India is often portrayed as a rising “economic tiger,” yet many of India’s one billion+ inhabitants still live on the margin; approximately 30% live below the poverty line[i], and 70% live in rural areas[ii]. Communities in these remote, rural areas lack access to basic health care, and despite the existence of pro-poor government-mandated schemes the doctor to patient ratio is an abysmal 1:2,000[iii].
Filling this enormous gap are millions of informal providers operating in a highly fragmented private sector. Experience and training levels vary – from a local pharmacist to a young woman who worked at a hospital in a near-by town and returned to her village to set up shop. While they lack basic medical equipment and formal training, these men and women have strong social ties to their communities, and serve as the primary, and often the only, health care providers for the majority of India’s rural population. There are 30,000 doctors in India who provide services through the public sector[iv], versus the 450,000 doctors[v], 1.25 million rural medical practitioners[vi] and 12 million+ small chemists[vii] operating in the private sector. Today, approximately 80% of outpatient department cases in India are accounted for by the private sector.[viii]

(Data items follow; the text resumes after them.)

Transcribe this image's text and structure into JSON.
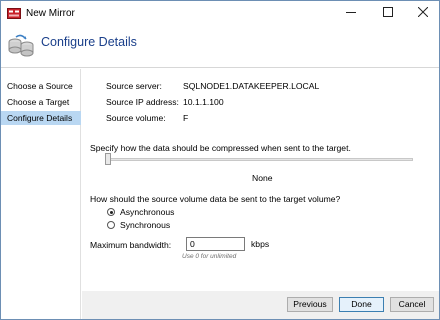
{
  "window": {
    "title": "New Mirror"
  },
  "header": {
    "title": "Configure Details"
  },
  "sidebar": {
    "items": [
      {
        "label": "Choose a Source"
      },
      {
        "label": "Choose a Target"
      },
      {
        "label": "Configure Details",
        "active": true
      }
    ]
  },
  "details": {
    "source_server_label": "Source server:",
    "source_server_value": "SQLNODE1.DATAKEEPER.LOCAL",
    "source_ip_label": "Source IP address:",
    "source_ip_value": "10.1.1.100",
    "source_volume_label": "Source volume:",
    "source_volume_value": "F"
  },
  "compression": {
    "prompt": "Specify how the data should be compressed when sent to the target.",
    "value": "None"
  },
  "transfer": {
    "prompt": "How should the source volume data be sent to the target volume?",
    "options": [
      {
        "label": "Asynchronous",
        "selected": true
      },
      {
        "label": "Synchronous",
        "selected": false
      }
    ]
  },
  "bandwidth": {
    "label": "Maximum bandwidth:",
    "value": "0",
    "unit": "kbps",
    "hint": "Use 0 for unlimited"
  },
  "footer": {
    "previous_label": "Previous",
    "done_label": "Done",
    "cancel_label": "Cancel"
  },
  "colors": {
    "header_title": "#1a3f8a",
    "nav_active_bg": "#b9d7f2",
    "footer_bg": "#f0f0f0",
    "default_button_border": "#3c7fb1"
  },
  "icons": {
    "app": "app-icon",
    "header": "mirror-volumes-icon",
    "minimize": "minimize-icon",
    "maximize": "maximize-icon",
    "close": "close-icon"
  }
}
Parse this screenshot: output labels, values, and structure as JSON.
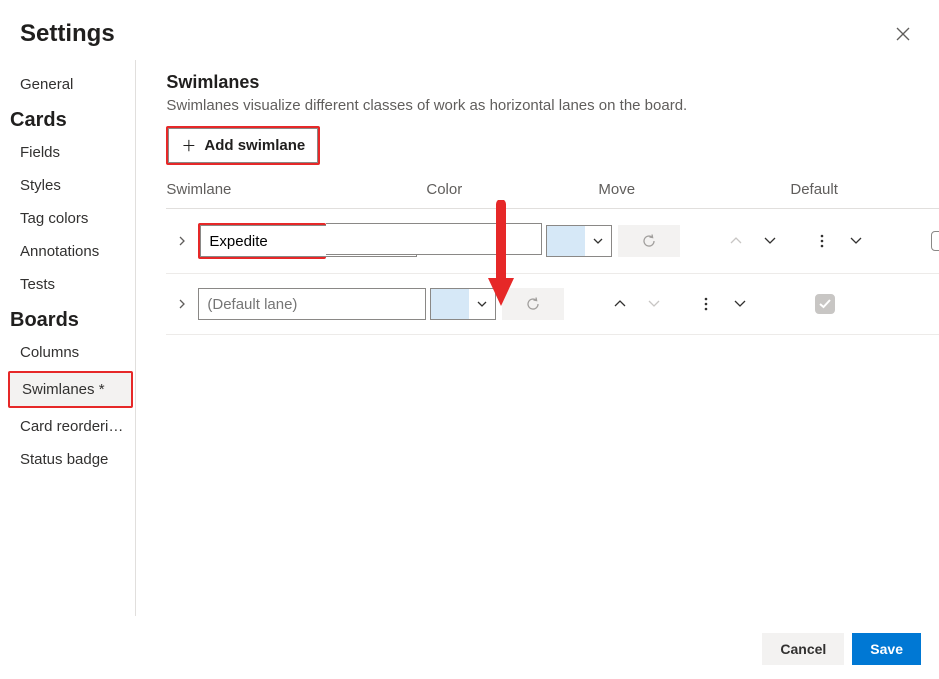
{
  "header": {
    "title": "Settings"
  },
  "sidebar": {
    "groups": [
      {
        "heading": null,
        "items": [
          {
            "label": "General",
            "active": false
          }
        ]
      },
      {
        "heading": "Cards",
        "items": [
          {
            "label": "Fields",
            "active": false
          },
          {
            "label": "Styles",
            "active": false
          },
          {
            "label": "Tag colors",
            "active": false
          },
          {
            "label": "Annotations",
            "active": false
          },
          {
            "label": "Tests",
            "active": false
          }
        ]
      },
      {
        "heading": "Boards",
        "items": [
          {
            "label": "Columns",
            "active": false
          },
          {
            "label": "Swimlanes *",
            "active": true,
            "highlighted": true
          },
          {
            "label": "Card reorderi…",
            "active": false
          },
          {
            "label": "Status badge",
            "active": false
          }
        ]
      }
    ]
  },
  "main": {
    "title": "Swimlanes",
    "description": "Swimlanes visualize different classes of work as horizontal lanes on the board.",
    "add_label": "Add swimlane",
    "columns": {
      "name": "Swimlane",
      "color": "Color",
      "move": "Move",
      "default": "Default"
    },
    "rows": [
      {
        "name": "Expedite",
        "name_highlighted": true,
        "placeholder": "",
        "color": "#d6e8f7",
        "up_enabled": false,
        "down_enabled": true,
        "default_checked": false,
        "default_disabled": false,
        "deletable": true
      },
      {
        "name": "",
        "name_highlighted": false,
        "placeholder": "(Default lane)",
        "color": "#d6e8f7",
        "up_enabled": true,
        "down_enabled": false,
        "default_checked": true,
        "default_disabled": true,
        "deletable": false
      }
    ]
  },
  "footer": {
    "cancel": "Cancel",
    "save": "Save"
  },
  "annotations": {
    "add_button_highlight": true,
    "arrow_pointing_to_name_input": true
  }
}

To leverage this widely available village-level resource, World Health Partners (WHP) combines an effective commercial sector approach – franchising – to empower and motivate these existing private health workers to deliver higher quality care to their patients. We use low cost communication technologies and remote diagnostics to turn these providers into life-saving connectors between the high quality care available in India’s urban areas and the 70% still residing in rural communities where no care is available.
To join WHP’s social franchise network, branded “Sky,” providers must pay up to $2,000 – these fees cover the cost of telemedicine-related technologies and updating their clinics to meet WHP-set quality standards. This level of investment means these providers now have “skin” in the game. And membership also brings benefits: a link to our qualified doctors in Delhi via telemedicine; access to WHP’s last-mile supply chain, stocked with our own branded generic medicines (SkyMeds) to ensure immediate availability of affordable high quality drugs for the patient; as well as training, marketing and branding support.
In exchange for these benefits, WHP requires all members meet certain quality standards. We also mandate provision of preventive services, such as family planning and antenatal care. These services are simply not lucrative enough from the business perspective, yet critical to affect positive health outcomes in the long term.
All services are fee-based: Providers pay for membership and patients pay for products and services at a fee determined by our providers. Providers also earn profits on the medicines they sell. These same network providers service the very poor (those living below the poverty line) with help from donor and government subsidies.
All of this is done at scale, with a focus on sustainability. Reaching large numbers of poor, underserved communities is our highest priority. It is through high volume, wide range and critical mass that we are able to reduce the cost to our clients. To date, WHP operates in two North Indian states with over 5,000 Sky providers serving a population of over 25 million, and will soon replicate the model in East Africa.
Ultimately, organizations like WHP shouldn’t exist. But while governments work on strengthening public health care systems, a market-based approach in regions where the private sector already provides the majority of care makes for an effective supplement to the public sector. This approach allows us to bring care to the people who need it most, now.
Co-published on Business Fights Poverty
[i] Planning Commission. Government of India. via bbc.com http://www.bbc.co.uk/news/world-asia-india-17455646.
[ii] 2011 Indian Census. Government of India. http://censusindia.gov.in/
[iii] Press Information Bureau. Government of India. http://pib.nic.in/newsite/erelease.aspx?relid=77859
[iv] Amarjeet Sinha, former head of National Rural Health Mission. (The total number of doctors in the public sector is approximately 85,000, but majority are in administrative or research positions)
[v] Presented to Indian Parliament by the Ministry of Health.
[vi] Estimated by Dr. Jon Rohde, former head of UNICEF in India.